Listening plays the most crucial role in the entire language acquisition process, due to the following three main aspects:
- Sound is at the beginning of any language acquisition. The innate bioprogram for language acquisition defines the language is first listened and spoken, and then it is read and written.
- Listening elicit prosodic cues. Listening extensively the speech sound of target language would provide direct cues of its underlined acoustic and phonetic properties, which could be of great help to the first steps of its phonological, lexical and syntactic acquisition.
- Though listening itself is not direct function of right hemisphere, the specially designed synchronised multisensory learning approach cultivates language sense which is lateralised in right hemisphere. Put in another way, though adults are not sensitive as infants who discriminate all language sounds with super sensitive right hemisphere, they can still rely on the large hidden right hemisphere language functions in making sense of target language prosodic features as well as comprehend syntagmatic structures through syntagmatic relations of semantic concepts.
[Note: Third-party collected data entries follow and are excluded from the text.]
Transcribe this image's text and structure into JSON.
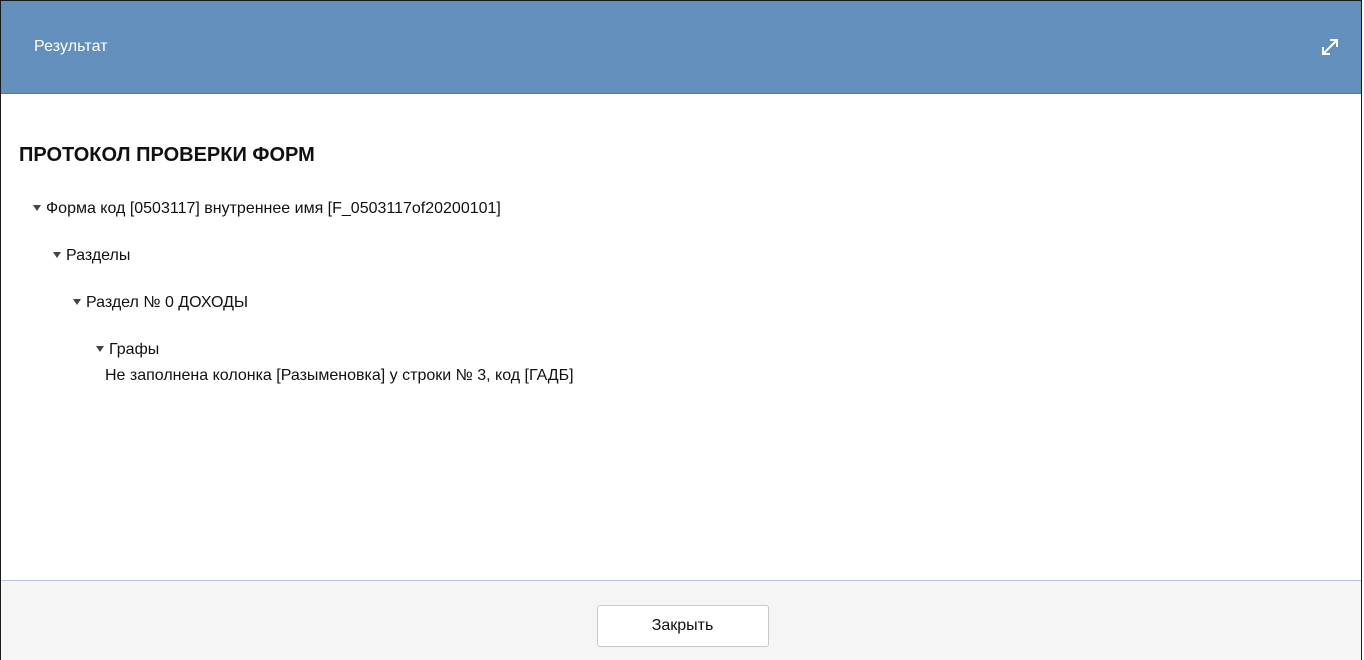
{
  "dialog": {
    "title": "Результат",
    "expand_icon": "expand-arrows-icon",
    "colors": {
      "titlebar": "#628fbc",
      "footer": "#f5f5f6"
    }
  },
  "report": {
    "heading": "ПРОТОКОЛ ПРОВЕРКИ ФОРМ",
    "tree": {
      "form_label": "Форма код [0503117] внутреннее имя [F_0503117of20200101]",
      "sections_label": "Разделы",
      "section_label": "Раздел № 0 ДОХОДЫ",
      "columns_label": "Графы",
      "message": "Не заполнена колонка [Разыменовка] у строки № 3, код [ГАДБ]"
    }
  },
  "footer": {
    "close_label": "Закрыть"
  }
}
Dr. Alfred Tomatis, otolaryngologist, described listening in his Audio-Psycho-Phonology alternative medicine theories of hearing and listening that the desire to listen, as well as the capability to listen (comprehension) must be present with the listener for the successful recognition and analysis of the sound. It is very important for the listener to become engaged in the process of listening and develop a desire to understand what is heard at the same time. A listening-based practice involves sound processing, meaning processing and context processing, which calls for the integration of perception skills, analysis skills and synthesis skills.